Technical Abstract: Soil loss from arable fields caused by surface runoff erosion is composed of several components due to different erosion processes. Bennett et al. (2000) reported experimental data showing that actively migrating ephemeral-gully headcuts display steady-state migration and self-similar organization in the absence of hardpans and upstream sediment supply. Alonso et al. (2002) combined free and impinging jet theory with mass and energy conservation laws to predict soil losses due to headcut erosion and migration in uniform flows. Headcut erosion and migration rates were shown to depend on upstream flow depth and discharge, tailwater depth, and soil and water properties.
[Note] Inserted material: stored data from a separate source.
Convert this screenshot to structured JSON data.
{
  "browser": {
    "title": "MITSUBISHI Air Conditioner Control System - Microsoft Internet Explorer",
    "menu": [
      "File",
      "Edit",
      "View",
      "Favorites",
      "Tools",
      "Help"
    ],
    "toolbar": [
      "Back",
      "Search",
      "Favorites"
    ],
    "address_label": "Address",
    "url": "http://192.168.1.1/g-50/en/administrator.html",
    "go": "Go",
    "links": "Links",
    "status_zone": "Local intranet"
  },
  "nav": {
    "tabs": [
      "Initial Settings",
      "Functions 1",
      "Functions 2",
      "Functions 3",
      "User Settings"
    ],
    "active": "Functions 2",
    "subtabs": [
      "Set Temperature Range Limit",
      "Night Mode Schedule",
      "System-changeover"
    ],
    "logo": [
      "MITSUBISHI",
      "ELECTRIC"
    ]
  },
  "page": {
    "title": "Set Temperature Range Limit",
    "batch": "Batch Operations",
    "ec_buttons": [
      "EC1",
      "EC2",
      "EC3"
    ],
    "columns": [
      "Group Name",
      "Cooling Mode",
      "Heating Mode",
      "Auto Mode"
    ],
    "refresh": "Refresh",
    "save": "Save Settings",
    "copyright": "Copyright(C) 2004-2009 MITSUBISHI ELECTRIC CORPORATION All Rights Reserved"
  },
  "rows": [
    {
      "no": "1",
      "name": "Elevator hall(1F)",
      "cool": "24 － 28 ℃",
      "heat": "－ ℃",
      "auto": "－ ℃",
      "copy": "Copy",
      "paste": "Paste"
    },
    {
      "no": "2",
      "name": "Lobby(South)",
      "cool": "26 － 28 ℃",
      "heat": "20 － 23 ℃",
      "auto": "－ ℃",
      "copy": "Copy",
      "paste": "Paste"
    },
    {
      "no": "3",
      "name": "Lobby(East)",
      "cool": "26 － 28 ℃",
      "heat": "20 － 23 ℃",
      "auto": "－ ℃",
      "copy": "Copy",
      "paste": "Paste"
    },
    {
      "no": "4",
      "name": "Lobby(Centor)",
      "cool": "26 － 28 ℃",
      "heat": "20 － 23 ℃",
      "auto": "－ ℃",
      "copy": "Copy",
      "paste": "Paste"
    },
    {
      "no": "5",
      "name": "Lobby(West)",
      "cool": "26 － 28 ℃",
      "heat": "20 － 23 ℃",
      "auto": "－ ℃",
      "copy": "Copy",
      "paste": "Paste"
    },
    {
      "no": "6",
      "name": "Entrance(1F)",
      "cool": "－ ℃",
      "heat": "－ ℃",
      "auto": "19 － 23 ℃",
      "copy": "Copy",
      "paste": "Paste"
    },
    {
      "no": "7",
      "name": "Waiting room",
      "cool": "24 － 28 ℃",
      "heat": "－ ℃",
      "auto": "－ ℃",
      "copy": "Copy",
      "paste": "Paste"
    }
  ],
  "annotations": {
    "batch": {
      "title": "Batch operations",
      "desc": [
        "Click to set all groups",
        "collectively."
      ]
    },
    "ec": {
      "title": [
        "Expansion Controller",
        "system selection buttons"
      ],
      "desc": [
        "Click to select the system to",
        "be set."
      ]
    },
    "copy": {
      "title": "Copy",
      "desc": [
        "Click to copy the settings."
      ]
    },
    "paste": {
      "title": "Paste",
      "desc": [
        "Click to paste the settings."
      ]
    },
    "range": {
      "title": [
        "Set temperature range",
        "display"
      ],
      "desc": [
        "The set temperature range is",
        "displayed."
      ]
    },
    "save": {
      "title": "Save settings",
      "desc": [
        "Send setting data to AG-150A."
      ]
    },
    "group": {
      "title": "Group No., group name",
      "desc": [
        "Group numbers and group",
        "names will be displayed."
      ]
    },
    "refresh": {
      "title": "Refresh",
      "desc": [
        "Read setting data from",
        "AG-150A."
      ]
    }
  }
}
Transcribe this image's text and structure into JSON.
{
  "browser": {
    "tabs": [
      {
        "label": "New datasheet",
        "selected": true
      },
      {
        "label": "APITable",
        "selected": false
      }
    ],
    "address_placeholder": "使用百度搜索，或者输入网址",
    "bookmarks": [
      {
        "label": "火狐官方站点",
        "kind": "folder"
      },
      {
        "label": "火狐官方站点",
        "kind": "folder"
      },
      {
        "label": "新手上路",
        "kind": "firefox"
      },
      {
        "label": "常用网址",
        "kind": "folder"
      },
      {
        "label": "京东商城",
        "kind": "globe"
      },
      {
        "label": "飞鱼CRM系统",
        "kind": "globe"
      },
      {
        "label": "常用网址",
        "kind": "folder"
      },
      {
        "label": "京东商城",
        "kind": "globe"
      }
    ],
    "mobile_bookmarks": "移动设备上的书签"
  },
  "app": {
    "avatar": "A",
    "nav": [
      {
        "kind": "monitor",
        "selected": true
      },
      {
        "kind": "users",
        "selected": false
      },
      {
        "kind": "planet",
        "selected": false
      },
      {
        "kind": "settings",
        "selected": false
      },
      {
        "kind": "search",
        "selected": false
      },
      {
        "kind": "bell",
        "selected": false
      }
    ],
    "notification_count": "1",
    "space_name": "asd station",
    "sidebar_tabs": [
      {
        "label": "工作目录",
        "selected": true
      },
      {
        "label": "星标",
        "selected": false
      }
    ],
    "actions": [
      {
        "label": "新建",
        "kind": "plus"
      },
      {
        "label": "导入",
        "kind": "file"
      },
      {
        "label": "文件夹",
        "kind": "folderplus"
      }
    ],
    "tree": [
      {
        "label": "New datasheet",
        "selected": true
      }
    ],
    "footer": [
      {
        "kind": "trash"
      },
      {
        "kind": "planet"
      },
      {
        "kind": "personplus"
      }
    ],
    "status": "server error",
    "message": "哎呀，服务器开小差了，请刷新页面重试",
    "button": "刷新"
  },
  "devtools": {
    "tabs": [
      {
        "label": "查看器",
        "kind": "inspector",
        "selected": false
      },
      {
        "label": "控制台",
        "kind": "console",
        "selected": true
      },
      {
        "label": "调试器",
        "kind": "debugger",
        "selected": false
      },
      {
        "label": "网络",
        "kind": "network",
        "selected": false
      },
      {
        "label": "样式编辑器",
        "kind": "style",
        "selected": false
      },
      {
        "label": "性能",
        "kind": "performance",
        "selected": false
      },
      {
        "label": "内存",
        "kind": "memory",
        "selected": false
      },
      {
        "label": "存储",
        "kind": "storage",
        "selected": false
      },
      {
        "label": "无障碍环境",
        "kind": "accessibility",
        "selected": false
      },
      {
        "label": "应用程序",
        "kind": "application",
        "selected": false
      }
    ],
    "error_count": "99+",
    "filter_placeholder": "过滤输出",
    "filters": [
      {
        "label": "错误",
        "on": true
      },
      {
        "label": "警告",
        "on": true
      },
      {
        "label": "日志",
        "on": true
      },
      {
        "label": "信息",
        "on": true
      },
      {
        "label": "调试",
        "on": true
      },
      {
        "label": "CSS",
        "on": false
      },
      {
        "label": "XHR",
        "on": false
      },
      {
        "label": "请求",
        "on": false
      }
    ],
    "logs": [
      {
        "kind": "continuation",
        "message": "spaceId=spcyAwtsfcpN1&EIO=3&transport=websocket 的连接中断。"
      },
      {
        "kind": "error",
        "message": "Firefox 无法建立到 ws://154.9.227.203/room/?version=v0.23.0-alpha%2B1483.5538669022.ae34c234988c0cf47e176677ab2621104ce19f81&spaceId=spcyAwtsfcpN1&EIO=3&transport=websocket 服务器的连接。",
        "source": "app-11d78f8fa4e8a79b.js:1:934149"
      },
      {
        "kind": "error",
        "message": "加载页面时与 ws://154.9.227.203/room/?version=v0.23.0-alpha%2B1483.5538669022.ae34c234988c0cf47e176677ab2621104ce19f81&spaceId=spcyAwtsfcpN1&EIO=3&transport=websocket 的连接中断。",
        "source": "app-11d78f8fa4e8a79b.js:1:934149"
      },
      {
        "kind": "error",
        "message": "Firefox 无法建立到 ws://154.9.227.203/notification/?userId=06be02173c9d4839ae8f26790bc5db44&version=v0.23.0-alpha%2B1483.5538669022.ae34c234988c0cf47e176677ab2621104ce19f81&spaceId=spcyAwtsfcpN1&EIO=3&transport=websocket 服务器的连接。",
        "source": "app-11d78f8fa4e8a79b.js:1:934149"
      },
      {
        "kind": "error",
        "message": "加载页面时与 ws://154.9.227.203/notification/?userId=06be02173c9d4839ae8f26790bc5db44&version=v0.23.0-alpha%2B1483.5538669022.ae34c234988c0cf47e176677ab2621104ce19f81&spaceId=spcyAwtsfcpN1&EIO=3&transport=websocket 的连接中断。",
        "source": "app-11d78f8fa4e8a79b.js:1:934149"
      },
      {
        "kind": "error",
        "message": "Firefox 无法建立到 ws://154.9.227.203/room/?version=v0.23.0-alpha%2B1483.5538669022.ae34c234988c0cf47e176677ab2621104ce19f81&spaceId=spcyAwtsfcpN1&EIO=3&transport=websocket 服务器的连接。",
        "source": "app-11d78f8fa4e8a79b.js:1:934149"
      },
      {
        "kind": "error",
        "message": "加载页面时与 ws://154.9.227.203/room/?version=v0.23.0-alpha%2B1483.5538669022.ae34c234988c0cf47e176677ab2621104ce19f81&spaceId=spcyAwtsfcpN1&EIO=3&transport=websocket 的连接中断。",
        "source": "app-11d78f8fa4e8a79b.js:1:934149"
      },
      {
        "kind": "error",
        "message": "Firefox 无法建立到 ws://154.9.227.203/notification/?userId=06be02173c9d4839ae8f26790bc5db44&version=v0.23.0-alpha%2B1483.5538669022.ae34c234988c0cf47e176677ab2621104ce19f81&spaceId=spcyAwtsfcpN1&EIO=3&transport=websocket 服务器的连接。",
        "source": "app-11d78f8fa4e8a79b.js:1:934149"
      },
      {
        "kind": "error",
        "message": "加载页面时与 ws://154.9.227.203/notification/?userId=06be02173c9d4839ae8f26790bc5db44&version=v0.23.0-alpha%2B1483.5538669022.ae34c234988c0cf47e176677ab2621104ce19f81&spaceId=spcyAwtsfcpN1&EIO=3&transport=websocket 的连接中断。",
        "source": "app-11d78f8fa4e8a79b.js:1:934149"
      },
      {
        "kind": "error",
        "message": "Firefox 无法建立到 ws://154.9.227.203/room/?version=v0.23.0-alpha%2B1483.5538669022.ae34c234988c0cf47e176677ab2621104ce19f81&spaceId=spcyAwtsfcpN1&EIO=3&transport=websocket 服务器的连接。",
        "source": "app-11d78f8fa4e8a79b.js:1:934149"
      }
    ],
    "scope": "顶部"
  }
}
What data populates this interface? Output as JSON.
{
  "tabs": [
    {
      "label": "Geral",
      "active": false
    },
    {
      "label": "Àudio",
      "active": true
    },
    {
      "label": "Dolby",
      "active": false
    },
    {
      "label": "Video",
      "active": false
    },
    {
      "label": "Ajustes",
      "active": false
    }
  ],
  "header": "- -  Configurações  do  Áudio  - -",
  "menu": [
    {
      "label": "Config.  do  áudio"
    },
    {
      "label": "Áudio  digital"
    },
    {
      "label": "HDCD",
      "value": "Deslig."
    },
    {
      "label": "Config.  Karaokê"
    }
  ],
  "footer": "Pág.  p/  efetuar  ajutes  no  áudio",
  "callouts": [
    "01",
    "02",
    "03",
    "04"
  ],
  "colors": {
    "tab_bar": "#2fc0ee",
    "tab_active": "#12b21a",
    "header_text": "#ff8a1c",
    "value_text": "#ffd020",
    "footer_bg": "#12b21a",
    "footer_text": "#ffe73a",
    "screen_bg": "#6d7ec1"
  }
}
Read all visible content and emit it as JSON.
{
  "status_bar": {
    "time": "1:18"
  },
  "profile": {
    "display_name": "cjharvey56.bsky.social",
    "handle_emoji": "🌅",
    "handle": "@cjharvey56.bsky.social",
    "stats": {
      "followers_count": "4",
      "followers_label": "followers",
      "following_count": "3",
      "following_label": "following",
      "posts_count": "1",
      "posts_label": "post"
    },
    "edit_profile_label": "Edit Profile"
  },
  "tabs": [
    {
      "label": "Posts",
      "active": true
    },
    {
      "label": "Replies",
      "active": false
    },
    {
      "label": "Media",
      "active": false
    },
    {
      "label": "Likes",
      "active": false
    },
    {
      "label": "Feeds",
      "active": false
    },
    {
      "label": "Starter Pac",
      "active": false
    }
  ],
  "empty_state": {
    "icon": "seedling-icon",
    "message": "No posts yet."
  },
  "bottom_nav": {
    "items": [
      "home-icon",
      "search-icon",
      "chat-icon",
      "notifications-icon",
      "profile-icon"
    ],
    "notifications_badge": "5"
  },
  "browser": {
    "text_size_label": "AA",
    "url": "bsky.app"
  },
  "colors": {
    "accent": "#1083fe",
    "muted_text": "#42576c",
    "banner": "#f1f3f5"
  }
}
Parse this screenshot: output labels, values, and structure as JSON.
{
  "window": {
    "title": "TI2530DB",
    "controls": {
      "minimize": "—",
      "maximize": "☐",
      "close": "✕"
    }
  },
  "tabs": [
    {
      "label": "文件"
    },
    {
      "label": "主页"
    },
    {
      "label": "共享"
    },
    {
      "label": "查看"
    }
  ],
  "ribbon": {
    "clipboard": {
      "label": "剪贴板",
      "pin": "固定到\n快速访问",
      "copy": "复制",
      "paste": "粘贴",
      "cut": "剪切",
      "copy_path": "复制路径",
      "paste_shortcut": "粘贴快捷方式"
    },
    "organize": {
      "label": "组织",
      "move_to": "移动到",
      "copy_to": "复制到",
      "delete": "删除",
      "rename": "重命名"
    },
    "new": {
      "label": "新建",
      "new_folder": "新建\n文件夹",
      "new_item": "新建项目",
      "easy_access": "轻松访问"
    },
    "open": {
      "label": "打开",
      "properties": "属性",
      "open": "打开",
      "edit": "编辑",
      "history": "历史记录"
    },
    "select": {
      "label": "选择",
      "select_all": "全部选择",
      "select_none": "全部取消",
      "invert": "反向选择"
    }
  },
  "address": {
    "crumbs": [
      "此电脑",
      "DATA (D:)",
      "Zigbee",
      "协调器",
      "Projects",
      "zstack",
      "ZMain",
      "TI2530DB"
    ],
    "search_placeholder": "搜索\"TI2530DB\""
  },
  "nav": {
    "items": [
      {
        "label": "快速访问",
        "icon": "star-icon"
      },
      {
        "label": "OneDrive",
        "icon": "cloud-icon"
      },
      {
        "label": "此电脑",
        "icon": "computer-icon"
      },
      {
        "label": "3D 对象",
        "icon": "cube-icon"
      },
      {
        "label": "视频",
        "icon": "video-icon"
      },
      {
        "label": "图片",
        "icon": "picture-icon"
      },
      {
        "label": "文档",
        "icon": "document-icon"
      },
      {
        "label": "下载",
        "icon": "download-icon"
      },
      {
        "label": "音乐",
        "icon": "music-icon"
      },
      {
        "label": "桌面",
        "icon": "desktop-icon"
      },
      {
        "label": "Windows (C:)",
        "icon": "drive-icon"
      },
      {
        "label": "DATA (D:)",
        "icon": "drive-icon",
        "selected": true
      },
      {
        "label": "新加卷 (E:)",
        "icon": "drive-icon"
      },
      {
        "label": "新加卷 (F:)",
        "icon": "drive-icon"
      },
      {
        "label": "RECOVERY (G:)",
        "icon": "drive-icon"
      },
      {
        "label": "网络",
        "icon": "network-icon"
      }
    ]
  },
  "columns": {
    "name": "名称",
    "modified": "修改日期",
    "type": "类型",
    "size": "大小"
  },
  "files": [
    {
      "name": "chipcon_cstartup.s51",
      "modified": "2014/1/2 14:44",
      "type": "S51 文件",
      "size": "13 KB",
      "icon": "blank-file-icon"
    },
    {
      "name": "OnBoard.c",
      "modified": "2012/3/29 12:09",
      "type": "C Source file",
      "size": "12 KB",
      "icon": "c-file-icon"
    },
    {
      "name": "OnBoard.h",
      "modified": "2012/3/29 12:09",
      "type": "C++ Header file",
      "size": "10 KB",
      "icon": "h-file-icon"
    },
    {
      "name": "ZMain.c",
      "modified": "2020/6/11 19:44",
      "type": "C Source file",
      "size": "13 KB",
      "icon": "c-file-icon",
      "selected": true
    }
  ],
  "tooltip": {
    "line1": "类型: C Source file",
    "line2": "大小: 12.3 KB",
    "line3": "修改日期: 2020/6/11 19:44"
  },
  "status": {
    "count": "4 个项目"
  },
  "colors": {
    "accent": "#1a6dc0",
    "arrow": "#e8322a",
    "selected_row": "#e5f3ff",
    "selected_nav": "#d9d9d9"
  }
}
The hydrodynamic basis for this model was verified experimentally by Bennett and Alonso (2005a, 2005b).The preceding studies have improved considerably our understanding of headcut erosion and migration mechanisms. Obviously, there is a critical need for research aimed at characterizing the influence of varying soil structures, tailwater height, pore-water pressure, dirty water inflow, and channel widening on head cut erosion. The primary objective of this study was to determine the impact of soil texture, soil pore-water pressure, and tailwater height on scour hole dimensions, migration rate and sediment yield in headcuts migrating under steady surface runoff conditions.